A Simple Way To Ease The Pain Of A Break-Up

Interpersonal synchronization. I bet you never heard of that one.

Many of us are so busy looking at our phones and counting how many texts or how long it took an ex to respond that we have lost touch. Literally with what’s important in interpersonal relationships.

While you were “giving your ex space” because you felt they were hurting and while you were checking out their Facebook posts to see how your ex feels, researchers with the University of Colorado Boulder and University of Haifa were exploring a phenomenon known as “interpersonal synchronization.

Interpersonal synchronization is when people physiologically mirror the people they are with. Apparently, the more empathy a comforting partner feels for a partner in pain, the more their brainwaves fall into sync. And the more those brain waves sync, the more the pain goes away.

“We have developed a lot of ways to communicate in the modern world and we have fewer physical interactions,” said lead author Pavel Goldstein, a postdoctoral pain researcher in the Cognitive and Affective Neuroscience Lab at CU Boulder. “This paper illustrates the power and importance of human touch.”

Goldstein came up with the experiment after, during the delivery of his daughter, he discovered that when he held his wife’s hand, it eased her pain.
“I wanted to test it out in the lab: Can one really decrease pain with touch, and if so, how?”

He and his colleagues at University of Haifa recruited 22 heterosexual couples, age 23 to 32 who had been together for at least one year and put them through several two-minute scenarios as electroencephalography (EEG) caps measured their brainwave activity. The scenarios included sitting together not touching; sitting together holding hands; and sitting in separate rooms. Then they repeated the scenarios as the woman was subjected to mild heat pain on her arm.

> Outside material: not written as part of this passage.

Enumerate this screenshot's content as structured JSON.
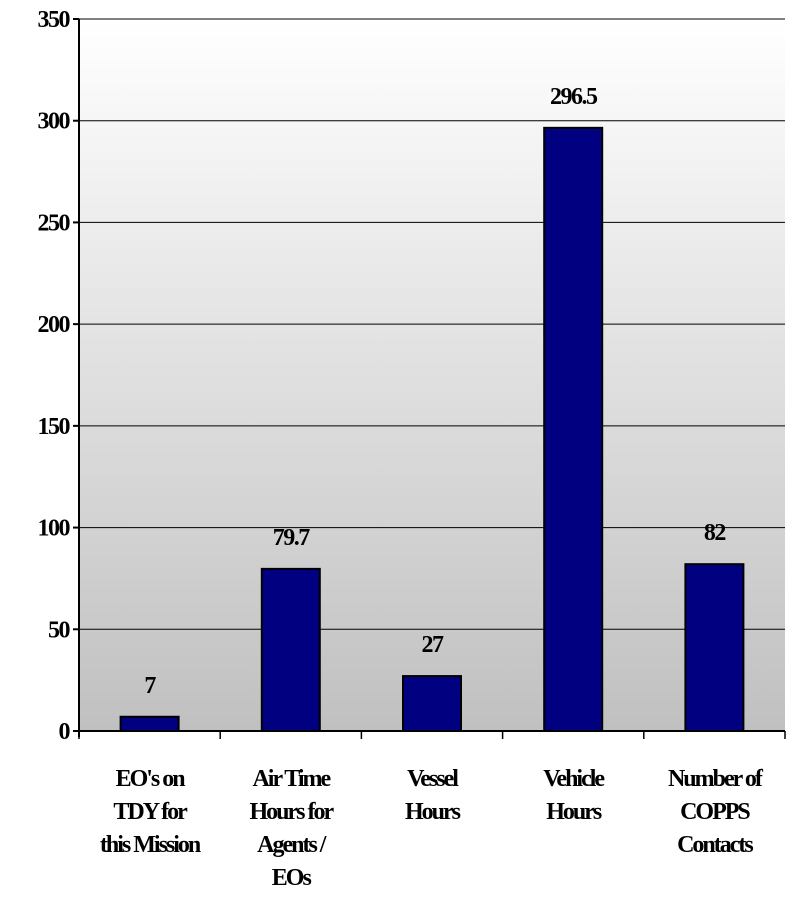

Merely being in each other’s presence, with or without touch, was associated with some brain wave synchronicity in the alpha mu band, a wavelength associated with focused attention. If they held hands while she was in pain, the coupling increased the most.

Researchers also found that when she was in pain and he couldn’t touch her, the coupling of their brain waves diminished. This matched the findings from a previously published paper from the same experiment which found that heart rate and respiratory synchronization disappeared when the male study participant couldn’t hold her hand to ease her pain.

“It appears that pain totally interrupts this interpersonal synchronization between couples and touch brings it back,” says Goldstein.

Subsequent tests of the male partner’s level of empathy revealed that the more empathetic he was to her pain the more their brain activity synced.

The more synchronized their brains, the more her pain subsided.

How exactly could coupling of brain activity with an empathetic partner kill pain?

More studies are needed to find out, stressed Goldstein. But he and his co-authors offer a few possible explanations. Empathetic touch can make a person feel understood, which in turn — according to previous studies — could activate pain-killing reward mechanisms in the brain.

“Interpersonal touch may blur the borders between self and other,” the researchers wrote.

The study did not explore whether the same effect would occur with same-sex couples, or what happens in other kinds of relationships. The takeaway for now, Pavel said: Don’t underestimate the power of a hand-hold.

“You may express empathy for a partner’s pain, but without touch it may not be fully communicated,” he said.